Can Germany's map for all-electric cars drive up emissions?

Can Germany's map for all-electric cars drive up emissions?

The realities of an electric car grid could be less sexy than they appear.
ShutterstockAlexander Baidin
The realities of an electric car grid could be less sexy than they appear.

Germany has ambitious plans for both electric cars and renewable energy. But it can’t deliver both. As things stand, Germany’s well-meaning but contradictory ambitions actually would boost emissions by an amount comparable with the present-day emissions of the entire country of Uruguay or the state of Montana.

In October the Bundesrat, the country’s upper legislative chamber, called for Germany to support a phase-out of gasoline vehicles by 2030. The resolution isn’t official government policy, but even talk of such a ban sends a strong signal towards the country’s huge car industry. So what if Germany really did go 100 percent electric by 2030?

To environmentalists, such a change sounds perfect. After all, road transport is responsible for a big chunk of our emissions and replacing regular petrol vehicles with electric cars is a great way to cut the carbon footprint.

But it isn’t that simple. The basic problem is that an electric car running on power generated by dirty coal or gas actually creates more emissions than a car that burns petrol. For such a switch to actually reduce net emissions, the electricity that powers those cars must be renewable. Unless things change, Germany is unlikely to have enough green energy in time.

After all, news of the potential petrol car ban came just after Chancellor Angela Merkel had announced she would slow the expansion in new wind farms as too much intermittent renewable power was making the grid unstable. Meanwhile, after Fukushima, Germany has pledged to retire its entire nuclear reactor fleet by 2022.

In an analysis published in Nature, my colleague Harry Hoster and I have looked at how Germany’s electricity and transport policies are intertwined. They each serve the noble goal of reducing greenhouse gas emissions. Yet, when combined, they actually might lead to increased emissions.

We investigated what it would take for Germany to keep to its announcements and fully electrify its road transportation — and what that would mean for emissions.
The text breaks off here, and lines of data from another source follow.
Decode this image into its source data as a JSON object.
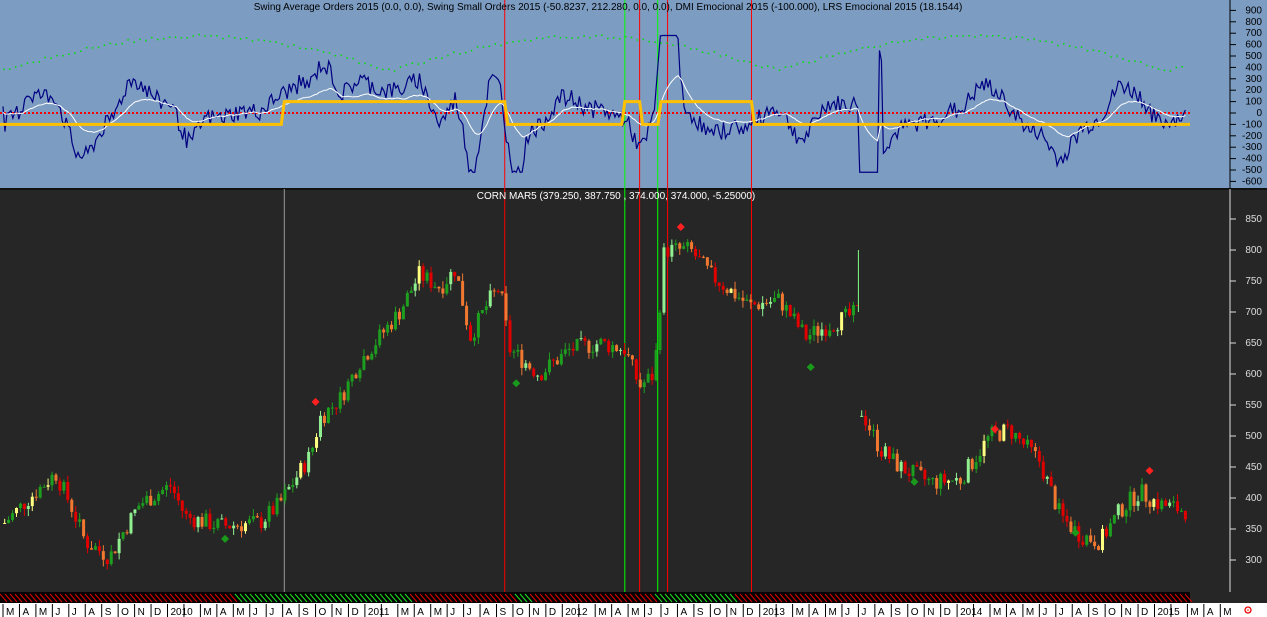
{
  "indicator_pane": {
    "title": "Swing Average Orders 2015 (0.0, 0.0), Swing Small Orders 2015 (-50.8237, 212.280, 0.0, 0.0), DMI Emocional 2015 (-100.000), LRS Emocional 2015 (18.1544)",
    "axis_labels": [
      "900",
      "800",
      "700",
      "600",
      "500",
      "400",
      "300",
      "200",
      "100",
      "0",
      "-100",
      "-200",
      "-300",
      "-400",
      "-500",
      "-600"
    ],
    "colors": {
      "bg": "#7c9cc2",
      "oscillator": "#000080",
      "signal": "#ffffff",
      "dmi": "#ffc000",
      "green_dots": "#00e000",
      "red_dots": "#ff0000"
    }
  },
  "price_pane": {
    "title": "CORN MAR5 (379.250, 387.750 , 374.000, 374.000, -5.25000)",
    "axis_labels": [
      "850",
      "800",
      "750",
      "700",
      "650",
      "600",
      "550",
      "500",
      "450",
      "400",
      "350",
      "300"
    ]
  },
  "time_axis": {
    "labels": [
      "M",
      "A",
      "M",
      "J",
      "J",
      "A",
      "S",
      "O",
      "N",
      "D",
      "2010",
      "",
      "M",
      "A",
      "M",
      "J",
      "J",
      "A",
      "S",
      "O",
      "N",
      "D",
      "2011",
      "",
      "M",
      "A",
      "M",
      "J",
      "J",
      "A",
      "S",
      "O",
      "N",
      "D",
      "2012",
      "",
      "M",
      "A",
      "M",
      "J",
      "J",
      "A",
      "S",
      "O",
      "N",
      "D",
      "2013",
      "",
      "M",
      "A",
      "M",
      "J",
      "J",
      "A",
      "S",
      "O",
      "N",
      "D",
      "2014",
      "",
      "M",
      "A",
      "M",
      "J",
      "J",
      "A",
      "S",
      "O",
      "N",
      "D",
      "2015",
      "",
      "M",
      "A",
      "M"
    ],
    "corner_icon": "settings-icon"
  },
  "chart_data": {
    "type": "candlestick",
    "x_unit": "months since Mar 2009",
    "y_range": [
      250,
      880
    ],
    "price_path_contract1": [
      [
        0.1,
        360
      ],
      [
        1.6,
        400
      ],
      [
        3.2,
        440
      ],
      [
        4.1,
        390
      ],
      [
        5.0,
        330
      ],
      [
        6.5,
        305
      ],
      [
        7.4,
        350
      ],
      [
        8.3,
        390
      ],
      [
        10.2,
        420
      ],
      [
        11.1,
        370
      ],
      [
        13.2,
        355
      ],
      [
        15.6,
        360
      ],
      [
        16.8,
        390
      ],
      [
        18.7,
        470
      ],
      [
        19.3,
        530
      ],
      [
        20.5,
        560
      ],
      [
        21.7,
        620
      ],
      [
        24.1,
        700
      ],
      [
        25.3,
        760
      ],
      [
        26.6,
        740
      ],
      [
        27.5,
        770
      ],
      [
        28.4,
        660
      ],
      [
        29.6,
        720
      ],
      [
        30.2,
        740
      ],
      [
        30.8,
        640
      ],
      [
        32.6,
        600
      ],
      [
        34.5,
        640
      ],
      [
        36.3,
        650
      ],
      [
        37.8,
        640
      ],
      [
        38.7,
        580
      ],
      [
        39.6,
        600
      ],
      [
        40.2,
        800
      ],
      [
        41.8,
        800
      ],
      [
        43.0,
        760
      ],
      [
        45.4,
        710
      ],
      [
        47.2,
        720
      ],
      [
        48.8,
        660
      ],
      [
        50.3,
        680
      ],
      [
        52.0,
        700
      ]
    ],
    "price_path_contract2": [
      [
        52.2,
        540
      ],
      [
        53.3,
        480
      ],
      [
        54.5,
        450
      ],
      [
        56.4,
        425
      ],
      [
        58.2,
        430
      ],
      [
        60.0,
        500
      ],
      [
        61.2,
        510
      ],
      [
        63.0,
        460
      ],
      [
        64.3,
        370
      ],
      [
        65.5,
        340
      ],
      [
        66.7,
        330
      ],
      [
        67.9,
        380
      ],
      [
        69.1,
        410
      ],
      [
        70.3,
        390
      ],
      [
        71.9,
        380
      ]
    ],
    "sell_markers": [
      [
        19.0,
        555
      ],
      [
        41.2,
        837
      ],
      [
        60.3,
        511
      ],
      [
        69.7,
        444
      ]
    ],
    "buy_markers": [
      [
        13.5,
        334
      ],
      [
        31.2,
        585
      ],
      [
        49.1,
        611
      ],
      [
        55.4,
        426
      ],
      [
        65.2,
        344
      ]
    ],
    "red_vlines": [
      30.5,
      38.7,
      40.4,
      45.5
    ],
    "green_vlines": [
      37.8,
      39.8
    ],
    "grey_vlines": [
      17.1
    ],
    "dmi_high_periods": [
      [
        17.1,
        30.5
      ],
      [
        37.8,
        38.7
      ],
      [
        40.0,
        45.5
      ]
    ],
    "regime_green_periods": [
      [
        14.0,
        24.7
      ],
      [
        31.0,
        32.0
      ],
      [
        39.6,
        44.4
      ]
    ],
    "indicator_range": [
      -650,
      950
    ]
  }
}
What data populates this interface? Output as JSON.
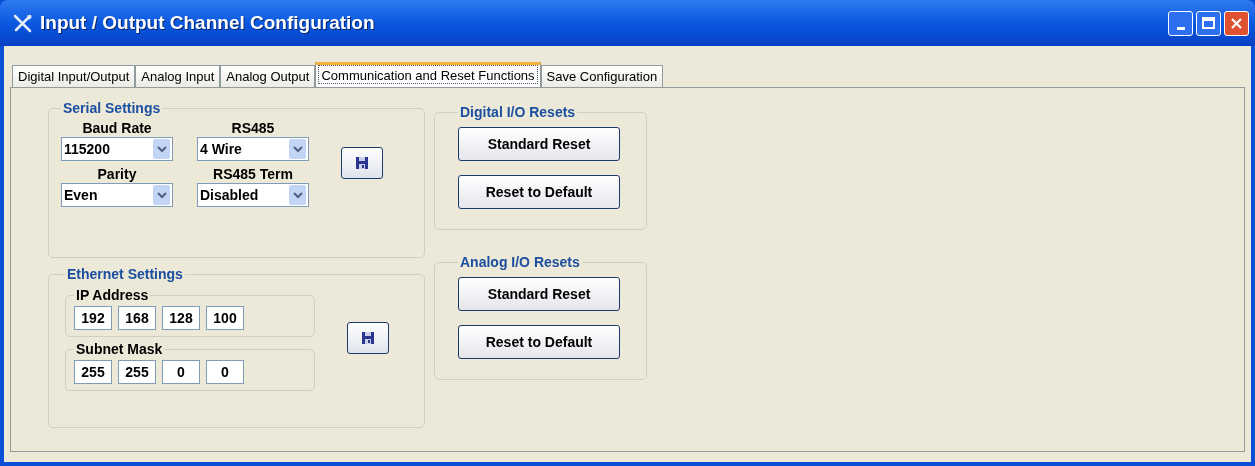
{
  "window": {
    "title": "Input / Output Channel Configuration"
  },
  "tabs": [
    {
      "label": "Digital Input/Output",
      "selected": false
    },
    {
      "label": "Analog Input",
      "selected": false
    },
    {
      "label": "Analog Output",
      "selected": false
    },
    {
      "label": "Communication and Reset Functions",
      "selected": true
    },
    {
      "label": "Save Configuration",
      "selected": false
    }
  ],
  "serial_settings": {
    "title": "Serial Settings",
    "fields": [
      {
        "label": "Baud Rate",
        "value": "115200"
      },
      {
        "label": "RS485",
        "value": "4 Wire"
      },
      {
        "label": "Parity",
        "value": "Even"
      },
      {
        "label": "RS485 Term",
        "value": "Disabled"
      }
    ]
  },
  "ethernet_settings": {
    "title": "Ethernet Settings",
    "addresses": [
      {
        "label": "IP Address",
        "octets": [
          "192",
          "168",
          "128",
          "100"
        ]
      },
      {
        "label": "Subnet Mask",
        "octets": [
          "255",
          "255",
          "0",
          "0"
        ]
      }
    ]
  },
  "reset_groups": [
    {
      "title": "Digital I/O Resets",
      "buttons": [
        "Standard Reset",
        "Reset to Default"
      ]
    },
    {
      "title": "Analog I/O Resets",
      "buttons": [
        "Standard Reset",
        "Reset to Default"
      ]
    }
  ]
}
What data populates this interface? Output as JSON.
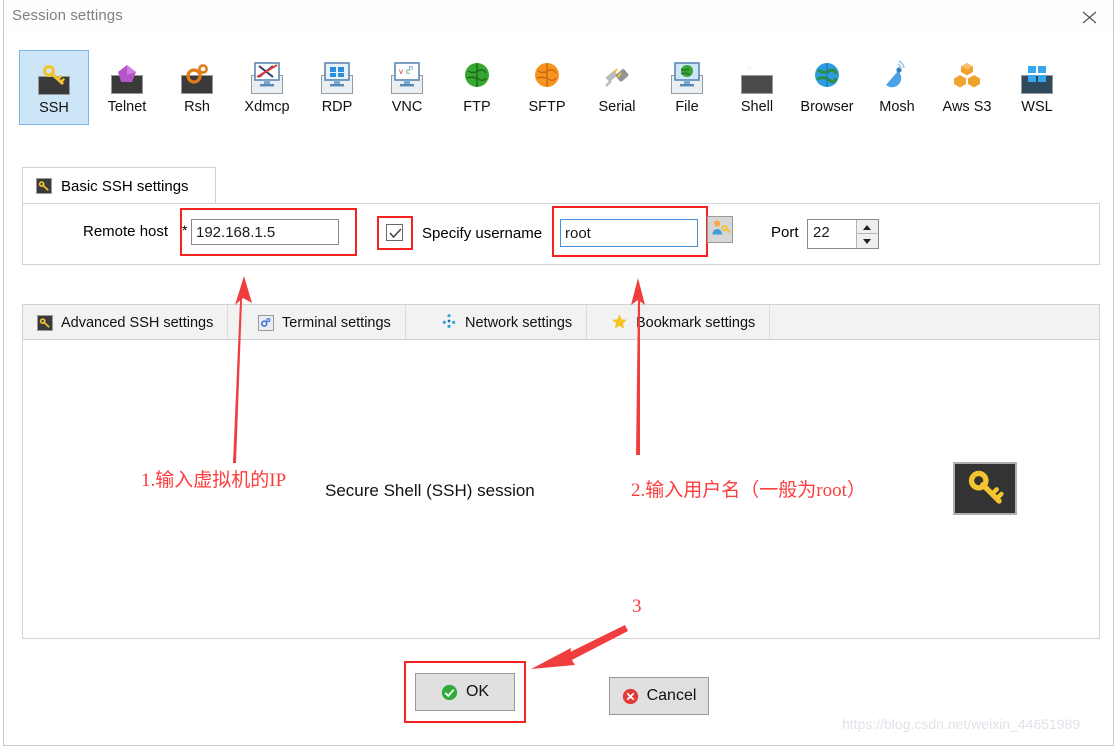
{
  "window": {
    "title": "Session settings",
    "close_icon": "close-icon"
  },
  "session_types": [
    {
      "label": "SSH",
      "icon": "ssh-key-icon",
      "selected": true
    },
    {
      "label": "Telnet",
      "icon": "telnet-icon",
      "selected": false
    },
    {
      "label": "Rsh",
      "icon": "rsh-gears-icon",
      "selected": false
    },
    {
      "label": "Xdmcp",
      "icon": "xdmcp-monitor-icon",
      "selected": false
    },
    {
      "label": "RDP",
      "icon": "rdp-windows-icon",
      "selected": false
    },
    {
      "label": "VNC",
      "icon": "vnc-monitor-icon",
      "selected": false
    },
    {
      "label": "FTP",
      "icon": "ftp-globe-icon",
      "selected": false
    },
    {
      "label": "SFTP",
      "icon": "sftp-globe-icon",
      "selected": false
    },
    {
      "label": "Serial",
      "icon": "serial-plug-icon",
      "selected": false
    },
    {
      "label": "File",
      "icon": "file-monitor-icon",
      "selected": false
    },
    {
      "label": "Shell",
      "icon": "shell-prompt-icon",
      "selected": false
    },
    {
      "label": "Browser",
      "icon": "browser-globe-icon",
      "selected": false
    },
    {
      "label": "Mosh",
      "icon": "mosh-dish-icon",
      "selected": false
    },
    {
      "label": "Aws S3",
      "icon": "aws-s3-icon",
      "selected": false
    },
    {
      "label": "WSL",
      "icon": "wsl-windows-icon",
      "selected": false
    }
  ],
  "basic_settings": {
    "tab_label": "Basic SSH settings",
    "tab_icon": "ssh-key-icon",
    "remote_host_label": "Remote host",
    "required_marker": "*",
    "remote_host_value": "192.168.1.5",
    "specify_username_label": "Specify username",
    "specify_username_checked": true,
    "username_value": "root",
    "username_picker_icon": "user-key-icon",
    "port_label": "Port",
    "port_value": "22"
  },
  "lower_tabs": [
    {
      "label": "Advanced SSH settings",
      "icon": "ssh-key-icon"
    },
    {
      "label": "Terminal settings",
      "icon": "terminal-gear-icon"
    },
    {
      "label": "Network settings",
      "icon": "network-nodes-icon"
    },
    {
      "label": "Bookmark settings",
      "icon": "star-icon"
    }
  ],
  "content": {
    "caption": "Secure Shell (SSH) session",
    "big_icon": "ssh-key-icon"
  },
  "annotations": [
    {
      "id": "anno-1",
      "text": "1.输入虚拟机的IP"
    },
    {
      "id": "anno-2",
      "text": "2.输入用户名（一般为root）"
    },
    {
      "id": "anno-3",
      "text": "3"
    }
  ],
  "buttons": {
    "ok_label": "OK",
    "ok_icon": "check-circle-icon",
    "cancel_label": "Cancel",
    "cancel_icon": "x-circle-icon"
  },
  "watermark": "https://blog.csdn.net/weixin_44651989",
  "colors": {
    "annotation_red": "#fd3c3c",
    "highlight_red": "#f5221f",
    "selected_tile": "#cde6f7",
    "focus_blue": "#4a90d9"
  }
}
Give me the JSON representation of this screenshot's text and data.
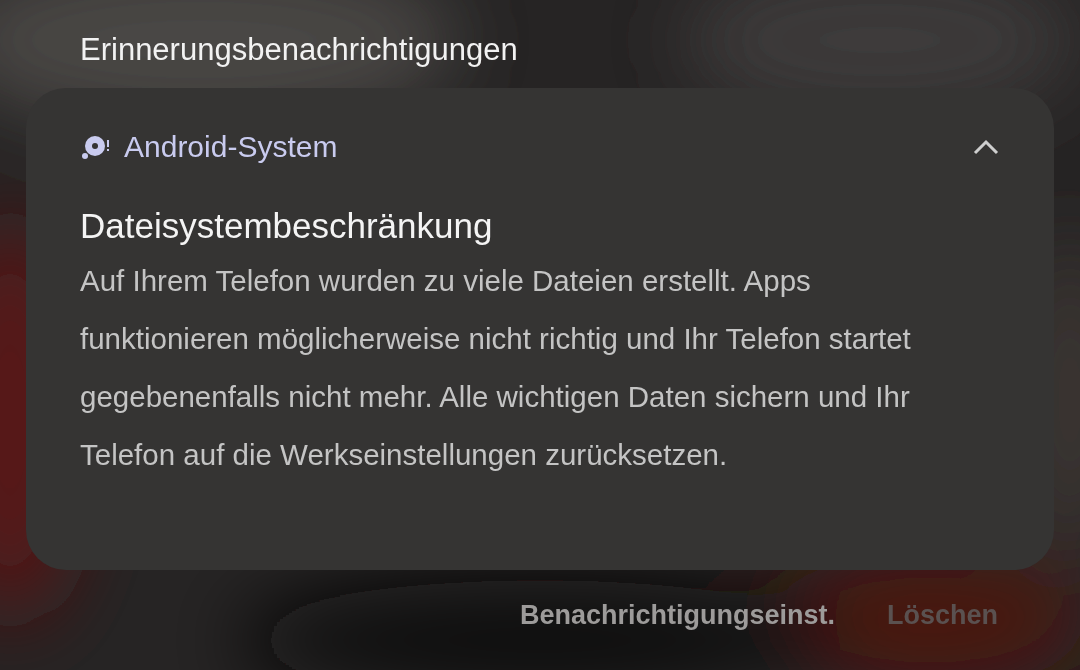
{
  "section_title": "Erinnerungsbenachrichtigungen",
  "notification": {
    "app_name": "Android-System",
    "expanded": true,
    "title": "Dateisystembeschränkung",
    "body": "Auf Ihrem Telefon wurden zu viele Dateien erstellt. Apps funktionieren möglicherweise nicht richtig und Ihr Telefon startet gegebenenfalls nicht mehr. Alle wichtigen Daten sichern und Ihr Telefon auf die Werkseinstellungen zurücksetzen."
  },
  "actions": [
    {
      "label": "Benachrichtigungseinst.",
      "disabled": false
    },
    {
      "label": "Löschen",
      "disabled": true
    }
  ]
}
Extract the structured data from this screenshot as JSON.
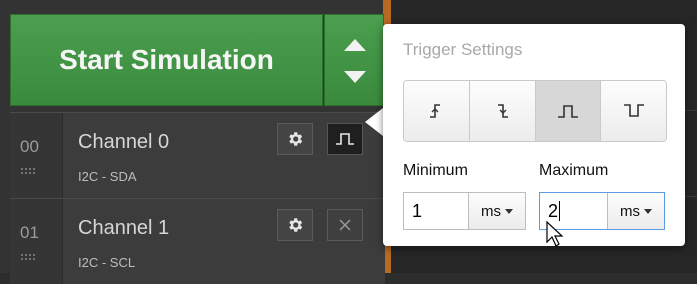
{
  "toolbar": {
    "start_label": "Start Simulation"
  },
  "channels": [
    {
      "number": "00",
      "name": "Channel 0",
      "protocol": "I2C - SDA"
    },
    {
      "number": "01",
      "name": "Channel 1",
      "protocol": "I2C - SCL"
    }
  ],
  "trigger_popup": {
    "title": "Trigger Settings",
    "modes": [
      {
        "icon": "rising-edge-icon"
      },
      {
        "icon": "falling-edge-icon"
      },
      {
        "icon": "positive-pulse-icon",
        "active": true
      },
      {
        "icon": "negative-pulse-icon"
      }
    ],
    "minimum_label": "Minimum",
    "maximum_label": "Maximum",
    "minimum_value": "1",
    "maximum_value": "2",
    "minimum_unit": "ms",
    "maximum_unit": "ms"
  },
  "colors": {
    "start_green": "#4b9f4e",
    "accent_orange": "#b96a22",
    "focus_blue": "#5b9de0"
  }
}
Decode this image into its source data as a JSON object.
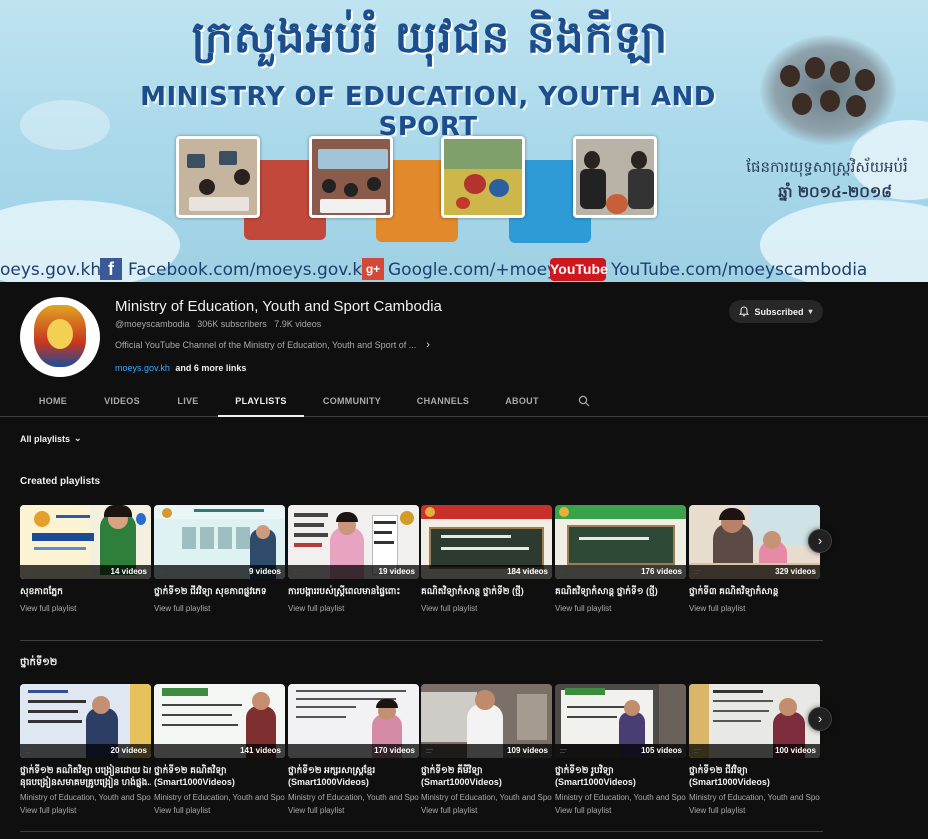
{
  "banner": {
    "khmer_title": "ក្រសួងអប់រំ យុវជន និងកីឡា",
    "english_title": "MINISTRY OF EDUCATION, YOUTH AND SPORT",
    "plan_label": "ផែនការយុទ្ធសាស្រ្តវិស័យអប់រំ",
    "plan_years": "ឆ្នាំ ២០១៤-២០១៨",
    "website": "oeys.gov.kh",
    "facebook": "Facebook.com/moeys.gov.kh",
    "google": "Google.com/+moeys",
    "youtube_logo": "YouTube",
    "youtube": "YouTube.com/moeyscambodia"
  },
  "channel": {
    "name": "Ministry of Education, Youth and Sport Cambodia",
    "handle": "@moeyscambodia",
    "subscribers": "306K subscribers",
    "videos": "7.9K videos",
    "description": "Official YouTube Channel of the Ministry of Education, Youth and Sport of ...",
    "link": "moeys.gov.kh",
    "more_links": "and 6 more links",
    "subscribe_label": "Subscribed"
  },
  "tabs": [
    {
      "label": "HOME"
    },
    {
      "label": "VIDEOS"
    },
    {
      "label": "LIVE"
    },
    {
      "label": "PLAYLISTS"
    },
    {
      "label": "COMMUNITY"
    },
    {
      "label": "CHANNELS"
    },
    {
      "label": "ABOUT"
    }
  ],
  "sort": {
    "label": "All playlists"
  },
  "sections": [
    {
      "title": "Created playlists",
      "playlists": [
        {
          "title": "សុខភាពភ្នែក",
          "count": "14 videos",
          "channel": "",
          "link": "View full playlist"
        },
        {
          "title": "ថ្នាក់ទី១២ ជីវវិទ្យា សុខភាពផ្លូវភេទ",
          "count": "9 videos",
          "channel": "",
          "link": "View full playlist"
        },
        {
          "title": "ការបង្ការរបស់ស្ត្រីពេលមានផ្ទៃពោះ",
          "count": "19 videos",
          "channel": "",
          "link": "View full playlist"
        },
        {
          "title": "គណិតវិទ្យាកំសាន្ត ថ្នាក់ទី២ (ថ្មី)",
          "count": "184 videos",
          "channel": "",
          "link": "View full playlist"
        },
        {
          "title": "គណិតវិទ្យាកំសាន្ត ថ្នាក់ទី១ (ថ្មី)",
          "count": "176 videos",
          "channel": "",
          "link": "View full playlist"
        },
        {
          "title": "ថ្នាក់ទី៣ គណិតវិទ្យាកំសាន្ត",
          "count": "329 videos",
          "channel": "",
          "link": "View full playlist"
        }
      ]
    },
    {
      "title": "ថ្នាក់ទី១២",
      "playlists": [
        {
          "title": "ថ្នាក់ទី១២ គណិតវិទ្យា បង្រៀនដោយ ឯក",
          "subtitle": "នុធបង្រៀនសមាគមគ្រូបង្រៀន ហង់ផ្លុង...",
          "count": "20 videos",
          "channel": "Ministry of Education, Youth and Sport C",
          "link": "View full playlist"
        },
        {
          "title": "ថ្នាក់ទី១២ គណិតវិទ្យា",
          "subtitle": "(Smart1000Videos)",
          "count": "141 videos",
          "channel": "Ministry of Education, Youth and Sport C",
          "link": "View full playlist"
        },
        {
          "title": "ថ្នាក់ទី១២ អក្សរសាស្ត្រខ្មែរ",
          "subtitle": "(Smart1000Videos)",
          "count": "170 videos",
          "channel": "Ministry of Education, Youth and Sport C",
          "link": "View full playlist"
        },
        {
          "title": "ថ្នាក់ទី១២ គីមីវិទ្យា",
          "subtitle": "(Smart1000Videos)",
          "count": "109 videos",
          "channel": "Ministry of Education, Youth and Sport C",
          "link": "View full playlist"
        },
        {
          "title": "ថ្នាក់ទី១២ រូបវិទ្យា",
          "subtitle": "(Smart1000Videos)",
          "count": "105 videos",
          "channel": "Ministry of Education, Youth and Sport C",
          "link": "View full playlist"
        },
        {
          "title": "ថ្នាក់ទី១២ ជីវវិទ្យា",
          "subtitle": "(Smart1000Videos)",
          "count": "100 videos",
          "channel": "Ministry of Education, Youth and Sport C",
          "link": "View full playlist"
        }
      ]
    }
  ],
  "colors": {
    "background": "#0f0f0f",
    "link_blue": "#3ea6ff",
    "banner_blue": "#1c4d8c"
  }
}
Our research shows that you simply can't erase fossil fuels from both energy and transport in one go, as Germany may be about to find out.

Learn more about connected transportation and mobility at VERGE 17, Sept. 19-21 in Santa Clara, California.

Less energy, more electricity

It’s certainly true that replacing internal combustion vehicles with electric ones would lead overnight to a huge reduction in Germany’s energy needs. This is because electric cars are far more efficient. When petrol is burned, just 30 percent or less of the energy released actually is used to move the car forward — the rest goes into exhaust heat, water pumps and other inefficiencies. Electric cars do lose some energy through recharging their batteries, but overall at least 75 percent goes into actual movement.

Each year, German vehicles burn around 572 terawatt-hours' (TWh) worth of liquid fuels. Based on the above efficiency savings, a fully electrified road transport sector would use around 229 TWh. So Germany would use less energy overall (as petrol is a source of energy) but it would need an astonishing amount of new renewable or nuclear generation.

And there is another issue: Germany also plans to phase out its nuclear power plants, ideally by 2022, but 2030 at the latest. This creates a further void of 92TWh to be filled.

Adding up the extra renewable electricity needed to power millions of cars, and that required to replace nuclear plants, gives us a total of 321 TWh of new generation required by 2030. That’s equivalent to dozens of massive new power stations.

Even if renewable energy expands at the maximum rate allowed by Germany’s latest plan, it still only will cover around 63 TWh of what’s required. Hydro, geothermal and biomass don’t suffer from the same intermittency problems as wind or solar, yet the country is already close to its potential in all three.

This, therefore, means the rest of the gap — an enormous 258 TWh — will have to be filled by coal or natural gas. That is the current total electricity consumption of Spain, or 10 Irelands.

Germany could choose to fill the gap entirely with coal or gas plants. However, relying entirely on coal would lead to further annual emissions of 260 million tons of carbon dioxide (PDF) while gas alone would mean 131 million tons.

By comparison, German road transport currently emits around 156 million tons of CO2, largely from car exhausts. Therefore, unless the electricity shortfall is filled almost entirely with new natural gas plants, Germany could switch to 100 percent electric cars and it would still end up with a net increase in emissions.

The above chart shows a more realistic scenario where half of the necessary electricity for electric cars would come from new gas plants and half from new coal plants. We have assumed both coal and gas would become 25 percent more efficient. In this relatively likely scenario, the emissions of the road transportation sector actually increase by 20 percent, or 32 million tonnes of CO2 (comparable to Uruguay or Montana’s annual emissions).

If Germany really does want a substantial reduction in vehicle emissions, its energy and transport policies must work in sync. Instead of capping new solar plants or wind farms, it should delay the nuclear phase-out and focus on getting better at predicting electricity demand and storing renewable energy.